Punk Rock changed the Rock and Roll scene in the mid-70s and two of the most important British bands of that era were the Sex Pistols and The Clash. The two groups influenced a whole generation of musicians and achieved global fame with their music. Over the decades many legendary artists gave their opinion on those groups and one of them was The Who‘s guitarist, singer and main lyricist Pete Townshend.
Pete Townshend’s opinion on Sex Pistols and The Clash
By the time that Punk Rock music appeared in the middle of the 70s, The Who already was one of the biggest bands in the world, having released classic albums like “The Who Sell Out” (1967), “Tommy” (1969), “Who’s Next” (1971) and “Quadrophenia” (1973). Over the years Townshend always remained aware of the kind of music that was being made and as he told Time back in 1995 (Transcribed by Rock and Roll Garage) he embraced Punk music and during that conversation he talked about the Sex Pistols and The Clash.
“Three extraordinary artists like The Sex Pistols, The Clash and Elvis Costello under the banner of Punk is really an indication of how categories fail, miserably to attend to. What was actually happening at the time was the need for another tidal wave. I suppose that everybody wanted one band to do it like it happened to The Beatles. It turned out not to be one band but a lot of bands.”
“The Sex Pistols were obviously the most significant because they were the first and becase (Malcolm) McLaren was organizing them and allowing their anarchy. He gave them the space to play, the space to be anarchic. But also because I think, Paul Cook and Steve Jones in the band are great Rock and Roll players. They say they couldn’t play but they actually could play very, very well. John Lydon is a fucking star! You know, he is a star! He is just one of the world stars, you see him and you know: ‘He is going to be famous'”.
Pete Townshend continued:
“The Clash are different because The Clash were kind of a boy’s band. To some extent like The Who were in the very early days. You know, a gang band. Kind like a fellowship band they gathered together people and they kind of went around following them around.”
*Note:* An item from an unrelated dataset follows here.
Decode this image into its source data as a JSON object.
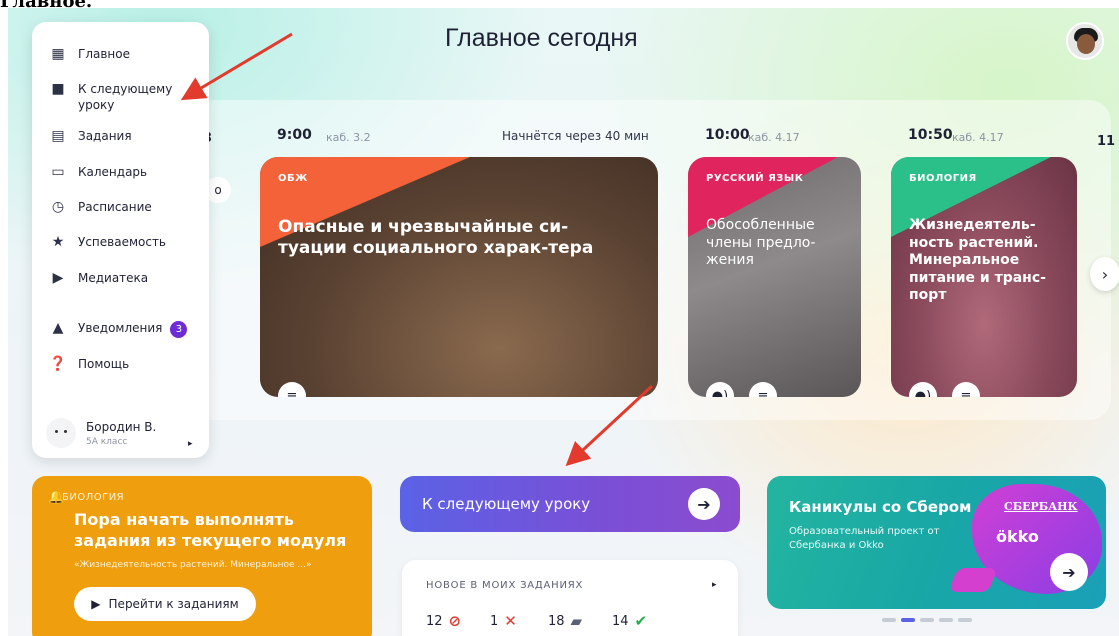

“I suppose that Costello was the brains in charge of the whole thing, I don’t know. But that’s a summing up of what happened. It was very, very exciting, challenging and there was a hell of a lot of pain there for Pete, I must say (laughs). Because I kind of welcomed, challenged and wanted it to happen. Then I realized that the person that they wanted to shoot was me,” Pete Townshend said.
Pete Townshend had already praised Sex Pistols and The Clash back in the 70s
The musician had already praised the Sex Pistols in a 1979 radio interview (Transcribed by Rock and Roll Garage), even comparing one of their songs to a The Who hit. He also recalled the amount of energy that people could feel at their concerts in the early days.
“I think ‘Pretty Vacant’, that track ‘we’re so pretty…we’re so pretty, vacant…’. I think is like a modern ‘My Generation’ (The Who song), really.”
“It’s not as obvious as ‘My Generation’ but it’s the same kind of thing. But the amazing thing was that the concerts were so hectic, so violent and the early, particularly in the first six months of the thing, when bands like The Clash, The Vibrators and Sex Pistols. I mean The Sex Pistols couldn’t actually play in public, was that bad. They had to play unannouced concerts.”
Pete Townshend continued:
“Consequently there is very, very few people who ever saw them appear, but I saw several other bands. I used to go to clubs and stand and get insulted. Just stand there and just endure these snotty little kids saying ‘boring old fart!’ (laughs),” Pete Townshend said.
He didn’t had the opportunity to watch The Sex Pistols live. But he saw The Clash when the band was The Who’s opening act in the early 80s. The band’s guitarist Mick Jones recalled in an interview with CNN back in 2013 a conversation he had with Pete before the show. “I remember once, I was talking to Pete Townshend (at a stadium show). I said I know what “Quadrophenia” means now, because if you look in one direction, you’re ignoring 50,000 people! He just looked at me like I was mad.”
“It was a big thing, but we had something we wanted to say, so it was interesting to see how we’d get on in that environment,” Mick Jones said.